14. WAIVER OF CONDITIONS AND INDULGENCE
Any concession granted by the Company to the Purchaser or any waiver by the Company of its rights under these Conditions of Sale in respect of any particular transaction or series of transactions shall not be deemed an agreement to confer the same concession in respect of any further transaction.
15. FORCE MAJEURE
If the Company’s ability to perform its obligations hereunder is limited, delayed or prevented in whole or in part by any reason whatsoever not reasonably within the control of the Company, the Company shall be excused, discharged and released without penalty from performance of the contract to the extent that such performance is so limited, delayed or prevented.
16. SUB CONTRACTS
The Company shall in its discretion be entitled to subcontract its obligations, hereunder.
All notices and communications made pursuant to these Conditions of Sale by one party to the other shall be validly given or made by letter by first class registered post sent to the addresses listed overleaf or such address as shall be notified to the party concerned. All noted sent in accordance with the above shall be deemed to have been received within forty-eight hours of the date of posting.
By signature and/or acceptance of Goods, the Purchaser agrees to be bound by these Conditions of Sale.
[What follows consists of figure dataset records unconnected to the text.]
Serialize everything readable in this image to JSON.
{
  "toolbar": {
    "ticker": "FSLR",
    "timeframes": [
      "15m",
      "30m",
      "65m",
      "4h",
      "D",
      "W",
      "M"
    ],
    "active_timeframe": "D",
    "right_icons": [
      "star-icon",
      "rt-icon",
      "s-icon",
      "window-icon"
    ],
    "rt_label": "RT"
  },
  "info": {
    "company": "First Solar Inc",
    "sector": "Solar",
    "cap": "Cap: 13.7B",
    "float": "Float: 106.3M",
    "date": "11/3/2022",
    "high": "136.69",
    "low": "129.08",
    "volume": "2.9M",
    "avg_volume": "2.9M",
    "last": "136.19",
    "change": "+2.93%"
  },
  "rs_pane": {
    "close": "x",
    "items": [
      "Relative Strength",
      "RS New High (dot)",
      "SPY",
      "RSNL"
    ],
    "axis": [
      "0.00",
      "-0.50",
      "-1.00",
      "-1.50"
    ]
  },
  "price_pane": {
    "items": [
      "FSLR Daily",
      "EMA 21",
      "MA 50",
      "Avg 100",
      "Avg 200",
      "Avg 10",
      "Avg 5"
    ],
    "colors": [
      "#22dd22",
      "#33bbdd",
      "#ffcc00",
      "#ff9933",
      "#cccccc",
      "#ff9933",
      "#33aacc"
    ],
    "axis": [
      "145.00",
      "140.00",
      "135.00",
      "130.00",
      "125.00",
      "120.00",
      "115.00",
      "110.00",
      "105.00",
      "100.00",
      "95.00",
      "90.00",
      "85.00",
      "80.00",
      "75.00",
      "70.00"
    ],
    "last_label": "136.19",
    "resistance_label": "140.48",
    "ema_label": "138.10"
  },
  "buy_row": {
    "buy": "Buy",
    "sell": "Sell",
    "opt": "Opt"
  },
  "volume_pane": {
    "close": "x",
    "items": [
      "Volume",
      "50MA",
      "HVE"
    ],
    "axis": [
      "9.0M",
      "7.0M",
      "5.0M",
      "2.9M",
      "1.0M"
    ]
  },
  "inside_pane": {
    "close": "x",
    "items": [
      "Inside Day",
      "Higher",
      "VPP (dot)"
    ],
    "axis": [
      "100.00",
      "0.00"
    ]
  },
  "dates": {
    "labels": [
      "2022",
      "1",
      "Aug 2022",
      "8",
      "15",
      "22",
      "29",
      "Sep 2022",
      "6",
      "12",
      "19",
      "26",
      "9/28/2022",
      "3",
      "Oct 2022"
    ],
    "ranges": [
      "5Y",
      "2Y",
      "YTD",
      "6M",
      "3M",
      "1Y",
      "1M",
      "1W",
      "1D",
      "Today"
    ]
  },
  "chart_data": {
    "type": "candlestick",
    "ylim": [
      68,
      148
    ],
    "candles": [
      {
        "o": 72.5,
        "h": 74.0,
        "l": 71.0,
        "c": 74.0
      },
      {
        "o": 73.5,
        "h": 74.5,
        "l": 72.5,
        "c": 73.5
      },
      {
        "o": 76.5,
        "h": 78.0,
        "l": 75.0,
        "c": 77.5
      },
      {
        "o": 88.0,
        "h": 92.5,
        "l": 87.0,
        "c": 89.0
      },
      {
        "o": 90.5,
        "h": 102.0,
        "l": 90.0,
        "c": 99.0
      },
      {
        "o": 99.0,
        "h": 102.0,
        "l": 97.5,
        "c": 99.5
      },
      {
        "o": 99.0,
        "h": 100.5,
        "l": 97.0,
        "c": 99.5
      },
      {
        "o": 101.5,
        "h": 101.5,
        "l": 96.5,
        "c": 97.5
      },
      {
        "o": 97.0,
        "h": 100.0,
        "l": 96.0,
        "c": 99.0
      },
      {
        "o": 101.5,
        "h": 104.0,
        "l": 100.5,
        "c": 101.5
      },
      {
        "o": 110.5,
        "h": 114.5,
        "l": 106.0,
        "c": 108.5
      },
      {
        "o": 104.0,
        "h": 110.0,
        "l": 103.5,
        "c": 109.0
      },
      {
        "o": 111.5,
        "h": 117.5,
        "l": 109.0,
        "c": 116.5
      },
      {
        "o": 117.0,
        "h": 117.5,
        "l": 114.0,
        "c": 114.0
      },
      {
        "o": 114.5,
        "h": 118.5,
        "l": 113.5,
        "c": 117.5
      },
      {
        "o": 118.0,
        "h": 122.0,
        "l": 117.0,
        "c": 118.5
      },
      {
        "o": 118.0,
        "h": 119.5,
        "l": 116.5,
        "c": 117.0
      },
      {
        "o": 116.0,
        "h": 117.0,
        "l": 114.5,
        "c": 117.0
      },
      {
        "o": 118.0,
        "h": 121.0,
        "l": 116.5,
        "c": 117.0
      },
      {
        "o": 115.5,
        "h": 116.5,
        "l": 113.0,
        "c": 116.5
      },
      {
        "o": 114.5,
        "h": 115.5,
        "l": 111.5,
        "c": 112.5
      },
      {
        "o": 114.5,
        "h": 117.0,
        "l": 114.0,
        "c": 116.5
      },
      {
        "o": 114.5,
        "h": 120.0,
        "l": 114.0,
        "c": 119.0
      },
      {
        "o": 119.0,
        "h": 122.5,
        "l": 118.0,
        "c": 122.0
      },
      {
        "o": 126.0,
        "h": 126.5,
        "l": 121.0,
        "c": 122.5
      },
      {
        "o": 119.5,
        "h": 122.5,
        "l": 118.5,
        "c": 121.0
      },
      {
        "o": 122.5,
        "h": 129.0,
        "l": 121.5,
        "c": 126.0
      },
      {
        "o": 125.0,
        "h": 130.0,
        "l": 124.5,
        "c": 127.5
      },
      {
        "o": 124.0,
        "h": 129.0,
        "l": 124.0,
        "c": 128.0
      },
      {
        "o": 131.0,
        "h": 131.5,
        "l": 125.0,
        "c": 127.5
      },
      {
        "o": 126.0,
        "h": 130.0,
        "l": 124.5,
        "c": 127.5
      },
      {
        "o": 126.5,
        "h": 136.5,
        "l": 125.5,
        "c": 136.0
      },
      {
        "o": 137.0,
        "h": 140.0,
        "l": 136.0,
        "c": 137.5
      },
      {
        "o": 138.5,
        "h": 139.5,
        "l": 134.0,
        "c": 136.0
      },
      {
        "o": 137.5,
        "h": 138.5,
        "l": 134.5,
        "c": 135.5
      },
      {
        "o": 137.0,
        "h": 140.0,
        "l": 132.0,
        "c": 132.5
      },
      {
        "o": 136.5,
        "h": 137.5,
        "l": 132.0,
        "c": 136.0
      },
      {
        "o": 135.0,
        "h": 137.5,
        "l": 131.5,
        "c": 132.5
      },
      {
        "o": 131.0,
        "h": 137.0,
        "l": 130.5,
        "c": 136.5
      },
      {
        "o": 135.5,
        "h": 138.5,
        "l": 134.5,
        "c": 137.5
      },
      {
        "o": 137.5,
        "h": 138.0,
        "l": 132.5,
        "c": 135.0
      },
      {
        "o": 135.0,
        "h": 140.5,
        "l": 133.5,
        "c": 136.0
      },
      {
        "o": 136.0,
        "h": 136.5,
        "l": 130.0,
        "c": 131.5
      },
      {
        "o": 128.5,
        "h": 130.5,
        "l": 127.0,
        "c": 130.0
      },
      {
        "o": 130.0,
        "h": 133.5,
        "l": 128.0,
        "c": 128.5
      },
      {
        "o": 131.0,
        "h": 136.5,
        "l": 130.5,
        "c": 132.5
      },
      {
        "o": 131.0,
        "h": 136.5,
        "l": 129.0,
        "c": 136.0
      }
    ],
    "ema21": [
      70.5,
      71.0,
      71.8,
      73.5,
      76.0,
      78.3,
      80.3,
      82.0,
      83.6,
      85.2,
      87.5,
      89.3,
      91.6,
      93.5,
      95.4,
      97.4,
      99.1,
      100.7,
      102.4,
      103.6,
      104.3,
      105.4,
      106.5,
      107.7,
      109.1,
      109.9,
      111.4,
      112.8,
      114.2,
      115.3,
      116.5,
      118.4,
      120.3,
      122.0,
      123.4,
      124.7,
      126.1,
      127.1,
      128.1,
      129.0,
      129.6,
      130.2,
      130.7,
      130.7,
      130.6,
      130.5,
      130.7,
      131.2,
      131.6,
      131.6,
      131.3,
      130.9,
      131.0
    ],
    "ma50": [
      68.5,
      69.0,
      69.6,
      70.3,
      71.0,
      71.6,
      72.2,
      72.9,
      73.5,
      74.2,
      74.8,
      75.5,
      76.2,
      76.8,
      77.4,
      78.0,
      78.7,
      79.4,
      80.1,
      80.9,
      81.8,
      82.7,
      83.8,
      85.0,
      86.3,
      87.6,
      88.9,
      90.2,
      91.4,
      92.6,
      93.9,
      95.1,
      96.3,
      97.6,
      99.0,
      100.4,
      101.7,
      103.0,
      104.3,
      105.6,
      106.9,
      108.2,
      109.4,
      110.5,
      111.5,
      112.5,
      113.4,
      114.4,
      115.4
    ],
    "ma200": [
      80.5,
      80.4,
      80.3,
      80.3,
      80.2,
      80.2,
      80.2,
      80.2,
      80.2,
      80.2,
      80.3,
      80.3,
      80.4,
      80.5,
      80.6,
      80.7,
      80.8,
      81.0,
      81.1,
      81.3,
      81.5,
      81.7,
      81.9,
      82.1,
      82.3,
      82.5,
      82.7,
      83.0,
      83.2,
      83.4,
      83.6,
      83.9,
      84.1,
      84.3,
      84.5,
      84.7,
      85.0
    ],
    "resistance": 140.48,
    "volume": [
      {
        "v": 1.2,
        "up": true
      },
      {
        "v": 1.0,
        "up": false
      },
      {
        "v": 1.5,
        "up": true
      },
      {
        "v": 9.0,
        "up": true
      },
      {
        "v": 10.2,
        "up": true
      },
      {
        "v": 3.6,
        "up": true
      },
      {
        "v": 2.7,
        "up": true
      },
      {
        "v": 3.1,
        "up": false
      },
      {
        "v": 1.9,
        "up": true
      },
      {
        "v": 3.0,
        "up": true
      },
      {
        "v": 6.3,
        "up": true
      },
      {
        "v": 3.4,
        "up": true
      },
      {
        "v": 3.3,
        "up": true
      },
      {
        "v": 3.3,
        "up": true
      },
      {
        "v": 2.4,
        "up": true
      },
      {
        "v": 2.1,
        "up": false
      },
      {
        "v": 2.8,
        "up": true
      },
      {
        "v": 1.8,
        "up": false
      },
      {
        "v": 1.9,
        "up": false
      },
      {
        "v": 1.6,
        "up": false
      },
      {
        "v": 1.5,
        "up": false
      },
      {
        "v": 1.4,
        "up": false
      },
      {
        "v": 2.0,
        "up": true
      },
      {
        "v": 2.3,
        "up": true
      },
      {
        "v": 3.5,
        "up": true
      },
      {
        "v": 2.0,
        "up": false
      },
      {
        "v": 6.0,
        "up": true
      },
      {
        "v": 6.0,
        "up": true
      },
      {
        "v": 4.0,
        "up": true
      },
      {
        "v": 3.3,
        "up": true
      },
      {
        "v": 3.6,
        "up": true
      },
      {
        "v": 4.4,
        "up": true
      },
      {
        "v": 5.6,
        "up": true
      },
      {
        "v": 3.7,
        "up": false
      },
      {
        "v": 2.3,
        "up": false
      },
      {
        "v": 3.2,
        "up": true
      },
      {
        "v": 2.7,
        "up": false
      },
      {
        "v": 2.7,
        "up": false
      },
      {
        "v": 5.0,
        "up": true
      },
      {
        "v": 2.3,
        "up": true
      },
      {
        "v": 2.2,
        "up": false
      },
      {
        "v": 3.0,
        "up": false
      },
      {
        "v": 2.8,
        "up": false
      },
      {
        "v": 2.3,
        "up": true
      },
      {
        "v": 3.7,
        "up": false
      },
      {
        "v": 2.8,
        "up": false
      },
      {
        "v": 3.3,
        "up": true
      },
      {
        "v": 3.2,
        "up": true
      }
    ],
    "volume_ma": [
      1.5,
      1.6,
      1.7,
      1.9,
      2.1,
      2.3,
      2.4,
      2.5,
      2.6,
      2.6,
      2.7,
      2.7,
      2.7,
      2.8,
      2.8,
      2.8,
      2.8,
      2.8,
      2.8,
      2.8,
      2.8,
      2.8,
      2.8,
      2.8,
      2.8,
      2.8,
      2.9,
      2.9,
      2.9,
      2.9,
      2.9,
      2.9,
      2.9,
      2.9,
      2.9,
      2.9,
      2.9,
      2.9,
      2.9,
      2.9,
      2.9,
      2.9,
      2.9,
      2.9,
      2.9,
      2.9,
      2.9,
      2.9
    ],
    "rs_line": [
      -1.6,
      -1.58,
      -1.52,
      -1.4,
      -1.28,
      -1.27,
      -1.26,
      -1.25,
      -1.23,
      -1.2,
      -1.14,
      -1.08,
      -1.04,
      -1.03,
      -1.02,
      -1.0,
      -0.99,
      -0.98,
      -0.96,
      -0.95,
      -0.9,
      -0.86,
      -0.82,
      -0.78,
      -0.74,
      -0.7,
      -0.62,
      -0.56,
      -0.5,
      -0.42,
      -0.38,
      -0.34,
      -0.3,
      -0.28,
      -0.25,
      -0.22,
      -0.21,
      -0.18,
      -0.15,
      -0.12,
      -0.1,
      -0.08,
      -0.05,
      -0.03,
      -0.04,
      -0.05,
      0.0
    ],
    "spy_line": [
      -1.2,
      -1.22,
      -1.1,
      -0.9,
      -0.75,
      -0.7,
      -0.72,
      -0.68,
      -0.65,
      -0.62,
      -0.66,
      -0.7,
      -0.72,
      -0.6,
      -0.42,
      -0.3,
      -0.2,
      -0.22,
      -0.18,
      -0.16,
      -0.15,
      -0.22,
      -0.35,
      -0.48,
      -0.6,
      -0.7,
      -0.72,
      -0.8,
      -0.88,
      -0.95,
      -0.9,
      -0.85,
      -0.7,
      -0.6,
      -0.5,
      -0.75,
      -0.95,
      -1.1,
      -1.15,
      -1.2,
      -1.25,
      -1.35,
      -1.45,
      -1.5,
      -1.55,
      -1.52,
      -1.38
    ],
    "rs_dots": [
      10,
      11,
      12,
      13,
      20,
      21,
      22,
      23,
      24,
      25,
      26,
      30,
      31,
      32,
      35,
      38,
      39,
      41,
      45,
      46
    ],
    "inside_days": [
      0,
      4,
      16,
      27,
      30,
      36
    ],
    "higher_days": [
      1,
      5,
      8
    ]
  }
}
If any of these Conditions of Sale is held not to be valid but would be valid if any pert of the wording were deleted or modified then that provision shall apply with such modifications as may be necessary to make it enforceable.
20. GOVERNING LAW
These conditions of Sale shall be governed by and construed in accordance with English Law and each party irrevocably submits to the jurisdiction of the English courts.